HC: Are there unique challenges to working on a 3-D movie that will have so many visual effects added during post-production?
GN: Shooting digitally always adds another layer of detail, which proves challenging on set when dealing with coloration of prosthetics and edges. We spent quite a bit of time testing in L.A., then the team in Michigan [where the film was shot] continued to refine and test. We probably did five different witch sculptures to refine as we went. That is a luxury we had on “Oz” we don’t get on many other shows, the chance to test and work out issues, then revisit them from the ground up. That is why the build phase at KNB is so crucial, and Carey Jones couldn’t have handled that better once the team left for Michigan.
HC: How many makeup artists do you routinely employ? Did you need to hire additional people in Michigan for the production?
GN: We have a core group of 35 people at KNB and then as each show comes in we spread them out. I have a great team that joins me in Georgia on “The Walking Dead,” and just as recently as January we had artists in Austin on [Robert Rodriguez’s upcoming film “Sin City: A Dame to Kill For.”] I personally like to take people from the studio to location — who knows the character better than the person that sculpted and tested it? — so that is a large plus for me.

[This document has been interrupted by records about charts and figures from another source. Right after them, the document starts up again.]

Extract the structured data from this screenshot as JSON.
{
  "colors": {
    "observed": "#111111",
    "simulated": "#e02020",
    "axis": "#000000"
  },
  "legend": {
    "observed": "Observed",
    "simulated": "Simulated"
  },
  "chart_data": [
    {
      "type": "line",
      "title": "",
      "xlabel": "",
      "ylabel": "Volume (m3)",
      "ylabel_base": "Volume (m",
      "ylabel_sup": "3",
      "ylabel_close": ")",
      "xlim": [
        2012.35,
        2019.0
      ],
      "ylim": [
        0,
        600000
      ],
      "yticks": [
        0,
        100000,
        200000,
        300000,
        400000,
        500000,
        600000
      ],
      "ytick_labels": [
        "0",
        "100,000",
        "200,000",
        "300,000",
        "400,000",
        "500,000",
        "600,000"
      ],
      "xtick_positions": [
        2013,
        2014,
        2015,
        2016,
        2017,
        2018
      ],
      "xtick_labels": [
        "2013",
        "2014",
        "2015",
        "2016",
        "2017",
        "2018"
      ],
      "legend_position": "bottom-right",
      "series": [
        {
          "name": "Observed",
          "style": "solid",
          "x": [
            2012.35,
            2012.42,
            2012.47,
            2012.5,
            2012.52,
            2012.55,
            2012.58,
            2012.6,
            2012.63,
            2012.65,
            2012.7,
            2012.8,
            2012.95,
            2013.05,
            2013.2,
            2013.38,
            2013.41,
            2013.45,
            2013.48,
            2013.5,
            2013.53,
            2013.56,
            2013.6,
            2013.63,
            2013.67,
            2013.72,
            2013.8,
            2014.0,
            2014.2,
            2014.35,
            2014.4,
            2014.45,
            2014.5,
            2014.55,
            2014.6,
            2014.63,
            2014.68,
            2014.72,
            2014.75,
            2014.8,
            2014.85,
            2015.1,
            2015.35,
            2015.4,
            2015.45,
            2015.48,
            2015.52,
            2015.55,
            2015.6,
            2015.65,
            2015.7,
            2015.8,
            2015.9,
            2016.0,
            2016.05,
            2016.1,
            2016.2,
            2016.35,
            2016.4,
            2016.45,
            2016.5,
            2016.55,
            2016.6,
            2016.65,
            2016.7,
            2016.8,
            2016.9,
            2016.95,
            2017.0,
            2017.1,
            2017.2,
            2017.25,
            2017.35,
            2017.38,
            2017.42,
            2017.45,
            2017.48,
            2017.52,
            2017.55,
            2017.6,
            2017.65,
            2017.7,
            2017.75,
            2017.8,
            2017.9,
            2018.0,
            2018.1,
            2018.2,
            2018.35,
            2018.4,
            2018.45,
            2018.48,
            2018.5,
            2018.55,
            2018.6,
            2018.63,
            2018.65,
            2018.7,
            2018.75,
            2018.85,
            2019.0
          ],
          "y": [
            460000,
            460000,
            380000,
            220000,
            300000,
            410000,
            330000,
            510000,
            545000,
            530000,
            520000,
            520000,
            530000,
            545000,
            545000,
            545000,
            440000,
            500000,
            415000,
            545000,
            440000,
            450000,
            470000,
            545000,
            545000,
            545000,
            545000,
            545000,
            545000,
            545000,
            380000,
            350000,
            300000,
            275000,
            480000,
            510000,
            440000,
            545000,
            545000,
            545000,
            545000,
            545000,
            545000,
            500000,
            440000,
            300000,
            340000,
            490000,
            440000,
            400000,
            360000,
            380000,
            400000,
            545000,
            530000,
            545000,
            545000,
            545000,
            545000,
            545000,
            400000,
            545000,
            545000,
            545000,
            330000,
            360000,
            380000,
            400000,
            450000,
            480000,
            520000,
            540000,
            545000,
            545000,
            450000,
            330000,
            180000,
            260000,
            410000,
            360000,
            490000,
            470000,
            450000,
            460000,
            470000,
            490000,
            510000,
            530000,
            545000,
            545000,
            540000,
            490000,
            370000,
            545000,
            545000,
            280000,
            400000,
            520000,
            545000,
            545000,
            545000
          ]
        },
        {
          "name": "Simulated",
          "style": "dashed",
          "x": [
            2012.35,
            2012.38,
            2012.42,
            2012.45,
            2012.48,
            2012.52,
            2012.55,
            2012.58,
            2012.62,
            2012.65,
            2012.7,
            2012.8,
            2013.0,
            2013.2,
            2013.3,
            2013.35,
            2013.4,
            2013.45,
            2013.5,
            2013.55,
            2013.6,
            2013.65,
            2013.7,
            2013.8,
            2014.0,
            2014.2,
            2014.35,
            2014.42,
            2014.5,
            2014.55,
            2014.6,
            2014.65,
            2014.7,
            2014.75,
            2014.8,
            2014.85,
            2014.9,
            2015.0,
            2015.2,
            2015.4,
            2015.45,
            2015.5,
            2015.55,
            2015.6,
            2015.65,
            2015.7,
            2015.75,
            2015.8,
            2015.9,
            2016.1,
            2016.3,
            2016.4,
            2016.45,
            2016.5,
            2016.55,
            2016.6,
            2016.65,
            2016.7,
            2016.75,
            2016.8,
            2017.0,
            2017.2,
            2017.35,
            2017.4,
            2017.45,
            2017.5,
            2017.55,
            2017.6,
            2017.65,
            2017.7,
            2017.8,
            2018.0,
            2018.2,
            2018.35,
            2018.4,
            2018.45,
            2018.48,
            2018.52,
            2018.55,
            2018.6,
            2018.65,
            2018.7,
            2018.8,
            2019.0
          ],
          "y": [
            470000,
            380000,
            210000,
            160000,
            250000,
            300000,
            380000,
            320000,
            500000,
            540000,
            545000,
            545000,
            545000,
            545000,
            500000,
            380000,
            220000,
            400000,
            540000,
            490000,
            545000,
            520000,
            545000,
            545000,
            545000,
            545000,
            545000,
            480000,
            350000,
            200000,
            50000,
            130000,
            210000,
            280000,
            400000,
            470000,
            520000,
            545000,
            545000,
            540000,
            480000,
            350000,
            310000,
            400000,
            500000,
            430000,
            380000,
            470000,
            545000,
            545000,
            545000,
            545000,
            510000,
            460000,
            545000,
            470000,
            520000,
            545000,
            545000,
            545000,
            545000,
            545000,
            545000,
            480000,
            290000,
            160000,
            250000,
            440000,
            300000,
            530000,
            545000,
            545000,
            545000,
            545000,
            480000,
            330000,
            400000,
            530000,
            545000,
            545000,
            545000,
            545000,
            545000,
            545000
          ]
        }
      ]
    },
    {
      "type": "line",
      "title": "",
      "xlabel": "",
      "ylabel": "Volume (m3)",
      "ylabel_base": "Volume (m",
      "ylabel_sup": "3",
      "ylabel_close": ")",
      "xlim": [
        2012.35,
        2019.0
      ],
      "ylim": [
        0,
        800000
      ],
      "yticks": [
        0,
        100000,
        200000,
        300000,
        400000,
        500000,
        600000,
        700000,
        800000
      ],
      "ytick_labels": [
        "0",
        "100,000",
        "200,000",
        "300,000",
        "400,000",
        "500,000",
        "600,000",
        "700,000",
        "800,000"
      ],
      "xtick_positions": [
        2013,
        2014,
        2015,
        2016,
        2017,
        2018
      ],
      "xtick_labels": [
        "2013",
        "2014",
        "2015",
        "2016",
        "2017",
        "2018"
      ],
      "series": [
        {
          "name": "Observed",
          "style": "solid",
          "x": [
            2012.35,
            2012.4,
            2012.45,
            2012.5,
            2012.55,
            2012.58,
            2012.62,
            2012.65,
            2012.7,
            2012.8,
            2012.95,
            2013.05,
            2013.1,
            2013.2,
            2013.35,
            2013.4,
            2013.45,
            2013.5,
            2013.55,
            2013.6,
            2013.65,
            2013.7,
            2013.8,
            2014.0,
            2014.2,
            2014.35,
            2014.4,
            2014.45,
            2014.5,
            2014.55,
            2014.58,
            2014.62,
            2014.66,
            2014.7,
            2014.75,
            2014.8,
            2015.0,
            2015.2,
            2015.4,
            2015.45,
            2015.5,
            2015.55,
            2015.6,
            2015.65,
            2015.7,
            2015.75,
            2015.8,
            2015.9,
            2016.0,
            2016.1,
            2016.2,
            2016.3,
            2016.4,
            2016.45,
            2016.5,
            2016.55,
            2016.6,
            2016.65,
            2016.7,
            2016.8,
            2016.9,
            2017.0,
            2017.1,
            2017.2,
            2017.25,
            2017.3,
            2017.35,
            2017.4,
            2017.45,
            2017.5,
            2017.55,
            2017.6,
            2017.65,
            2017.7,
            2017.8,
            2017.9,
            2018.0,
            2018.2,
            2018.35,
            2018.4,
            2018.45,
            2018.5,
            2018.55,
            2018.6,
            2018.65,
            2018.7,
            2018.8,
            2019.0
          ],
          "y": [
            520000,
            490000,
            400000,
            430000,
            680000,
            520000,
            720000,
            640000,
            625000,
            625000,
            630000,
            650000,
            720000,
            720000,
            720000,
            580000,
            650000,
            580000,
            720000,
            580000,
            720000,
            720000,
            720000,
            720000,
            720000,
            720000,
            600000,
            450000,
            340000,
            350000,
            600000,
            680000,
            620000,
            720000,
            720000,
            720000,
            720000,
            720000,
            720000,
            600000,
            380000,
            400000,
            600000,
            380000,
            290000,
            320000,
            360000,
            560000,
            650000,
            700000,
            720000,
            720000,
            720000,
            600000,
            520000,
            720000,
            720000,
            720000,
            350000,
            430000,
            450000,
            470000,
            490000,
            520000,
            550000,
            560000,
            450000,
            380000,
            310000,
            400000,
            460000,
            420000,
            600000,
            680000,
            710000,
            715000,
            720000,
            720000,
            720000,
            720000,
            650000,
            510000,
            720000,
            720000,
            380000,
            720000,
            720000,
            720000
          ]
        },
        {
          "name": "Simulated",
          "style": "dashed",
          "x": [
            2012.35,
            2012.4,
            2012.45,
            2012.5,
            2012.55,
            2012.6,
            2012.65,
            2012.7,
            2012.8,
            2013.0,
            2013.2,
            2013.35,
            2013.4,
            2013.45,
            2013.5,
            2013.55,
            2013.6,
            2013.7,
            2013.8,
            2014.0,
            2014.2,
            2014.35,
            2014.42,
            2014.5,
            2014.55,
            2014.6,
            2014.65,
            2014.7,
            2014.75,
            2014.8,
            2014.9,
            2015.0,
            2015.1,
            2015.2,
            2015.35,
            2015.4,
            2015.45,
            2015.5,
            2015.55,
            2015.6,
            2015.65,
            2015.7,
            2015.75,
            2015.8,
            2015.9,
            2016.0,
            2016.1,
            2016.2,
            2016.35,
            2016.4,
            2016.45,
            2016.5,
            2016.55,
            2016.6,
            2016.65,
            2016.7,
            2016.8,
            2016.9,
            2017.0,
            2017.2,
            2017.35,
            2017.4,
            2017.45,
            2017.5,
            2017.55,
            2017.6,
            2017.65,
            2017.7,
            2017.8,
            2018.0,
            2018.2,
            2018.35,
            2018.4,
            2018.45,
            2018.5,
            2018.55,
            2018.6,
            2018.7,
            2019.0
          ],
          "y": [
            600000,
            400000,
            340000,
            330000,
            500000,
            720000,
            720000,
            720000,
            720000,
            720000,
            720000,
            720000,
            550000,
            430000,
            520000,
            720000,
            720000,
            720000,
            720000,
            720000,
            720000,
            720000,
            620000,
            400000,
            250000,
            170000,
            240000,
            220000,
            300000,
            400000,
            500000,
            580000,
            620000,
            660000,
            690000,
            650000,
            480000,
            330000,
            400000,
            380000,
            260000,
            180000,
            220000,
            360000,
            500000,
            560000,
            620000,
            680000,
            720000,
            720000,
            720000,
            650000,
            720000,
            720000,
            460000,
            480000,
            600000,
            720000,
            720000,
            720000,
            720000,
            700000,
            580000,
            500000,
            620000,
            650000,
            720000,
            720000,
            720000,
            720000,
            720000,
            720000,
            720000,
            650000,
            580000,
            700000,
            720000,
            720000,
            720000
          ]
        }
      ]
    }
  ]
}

HC: Can you describe what kind of work went into getting the Munchkins ready? How did you and Howard Berger develop their look and what was it like on the days where you had all the actors playing Munchkins working?
GN: The Munchkin art was quite a departure from what could be translated into makeup work, so we began working on stylized hair pieces and slight prosthetics. The goal wasn’t to cover people entirely but use the whimsical aspect of the actor’s faces and augment them with subtle pieces and great hair accents.
HC: There’s a certain witch in the film who becomes significantly less beautiful by the end of the movie. Some fans might suggest that she bears a resemblance to some of the baddies who’ve appeared in Sam Raimi’s earlier films. Would they be right or is that just a coincidence?
GN: Sam has a very light-hearted affection for his past films proven brilliantly by “Drag Me to Hell,” which shows his love for the genre. Having a wee bit of a nod to what we referred to as the “heinous horror hag” always brings a smile to the fans of Sam’s earlier work.